Con un post sui social, una lettera al sindaco di Caprarola, dove vive, segnalazioni alla Forestale e poi anche una denuncia, ha voluto segnalare quanto gli è accaduto.“Accudivo tre gatti di strada, assassinati nel giro di pochi giorni”. Con loro c’era anche la madre.
Rabbia e dolore nelle sue parole. Acciarino, 55 anni, vive a Caprarola da 11. “Dall’inizio dell’inverno – racconta nella lettera al sindaco – ho cominciato a dare da mangiare a una giovanissima, magrissima mamma gatta nera, che moriva di fame.
Col passare dei giorni, mamma gatta ha portato con sé prima uno, poi due e infine i suoi tre pargoli, che ho nutrito e accolto nella mia vita con grande entusiasmo. Erano piccini, come la mamma inavvicinabili, affamatissimi”.
Acciarino si affeziona, dà loro un nome. Bianconera, Neruzzo, Grigiotti. “Quando avevano fame si arrampicavano come scimmiette, Bianconera e Neruzzo, sulla porta metallica e così io li sentivo, entravano in casa a razzo, esploravano le poche stanze e la cosa mi metteva di buon umore, veder girare queste anime pure per casa era uno spettacolo”.
Al gruppo si aggiunge un’altra gatta, Principessa. Fino a quando non accade l’impensabile.

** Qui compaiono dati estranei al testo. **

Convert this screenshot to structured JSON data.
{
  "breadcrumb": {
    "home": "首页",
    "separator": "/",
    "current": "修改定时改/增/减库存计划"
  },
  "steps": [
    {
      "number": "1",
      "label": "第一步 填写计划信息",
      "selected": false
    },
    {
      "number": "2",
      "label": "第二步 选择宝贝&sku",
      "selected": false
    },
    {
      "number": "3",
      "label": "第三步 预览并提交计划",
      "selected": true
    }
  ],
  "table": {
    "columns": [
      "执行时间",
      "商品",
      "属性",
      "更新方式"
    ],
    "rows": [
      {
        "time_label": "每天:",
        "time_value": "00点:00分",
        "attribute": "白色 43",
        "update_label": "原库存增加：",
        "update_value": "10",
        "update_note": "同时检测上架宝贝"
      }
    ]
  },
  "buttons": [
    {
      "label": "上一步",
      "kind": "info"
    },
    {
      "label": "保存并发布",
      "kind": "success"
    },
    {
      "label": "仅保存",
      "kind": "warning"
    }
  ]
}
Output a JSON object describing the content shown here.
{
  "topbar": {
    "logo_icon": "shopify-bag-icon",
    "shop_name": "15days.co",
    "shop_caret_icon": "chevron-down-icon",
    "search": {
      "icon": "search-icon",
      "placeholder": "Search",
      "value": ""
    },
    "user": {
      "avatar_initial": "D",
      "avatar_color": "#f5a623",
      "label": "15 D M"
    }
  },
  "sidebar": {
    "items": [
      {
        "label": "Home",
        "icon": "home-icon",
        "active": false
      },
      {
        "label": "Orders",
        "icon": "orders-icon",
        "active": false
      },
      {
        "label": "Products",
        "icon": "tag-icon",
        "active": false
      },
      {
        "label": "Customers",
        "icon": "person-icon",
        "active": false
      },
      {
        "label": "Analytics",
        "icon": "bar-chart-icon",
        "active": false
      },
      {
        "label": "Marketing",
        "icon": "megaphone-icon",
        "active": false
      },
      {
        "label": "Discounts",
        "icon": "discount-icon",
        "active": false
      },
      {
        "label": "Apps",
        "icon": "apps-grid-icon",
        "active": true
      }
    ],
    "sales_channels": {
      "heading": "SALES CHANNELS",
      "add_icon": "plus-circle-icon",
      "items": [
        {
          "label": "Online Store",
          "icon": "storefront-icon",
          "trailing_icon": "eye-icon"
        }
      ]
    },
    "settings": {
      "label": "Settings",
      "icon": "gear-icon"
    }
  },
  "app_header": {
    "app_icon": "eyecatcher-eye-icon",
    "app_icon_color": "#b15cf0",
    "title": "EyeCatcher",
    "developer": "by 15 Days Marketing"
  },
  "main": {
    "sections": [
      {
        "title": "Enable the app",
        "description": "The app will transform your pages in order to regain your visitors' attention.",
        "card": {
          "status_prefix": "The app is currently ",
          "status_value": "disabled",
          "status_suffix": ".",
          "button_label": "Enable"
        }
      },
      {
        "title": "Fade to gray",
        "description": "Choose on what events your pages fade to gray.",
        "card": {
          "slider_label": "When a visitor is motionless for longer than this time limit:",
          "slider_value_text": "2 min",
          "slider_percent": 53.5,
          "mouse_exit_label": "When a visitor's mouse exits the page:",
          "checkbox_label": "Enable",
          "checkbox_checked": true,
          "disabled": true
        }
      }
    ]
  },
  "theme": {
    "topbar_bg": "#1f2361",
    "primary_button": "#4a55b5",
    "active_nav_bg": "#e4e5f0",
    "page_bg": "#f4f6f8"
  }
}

“Caro sindaco – continua Acciarino – nella sua città qualche squilibrato mi ha accoppato tre mici. Il 19 maggio mi accoppano Neruzzo, trovato morto come se gli avessero dato un calcio in bocca o una mazzata violenta sul muso, a vedere la postura del piccolo cadaverino. Il 27 maggio mi freddano Principessa, che ritrovo sul pianerottolo di casa distesa con una zampa rotta.
Ieri mattina una signora mi avverte che hanno ucciso anche il cuore della mia vita, la gattina Grigiotti, evidentemente in malo modo, perché la signora quasi tremava nel darmi la notizia.
Non ho avuto il coraggio di andare a vedere, temevo di collassare o svenire”. Adesso Acciarino si aspetta che qualcuno faccia luce su un gesto disumano nei confronti di creature indifese.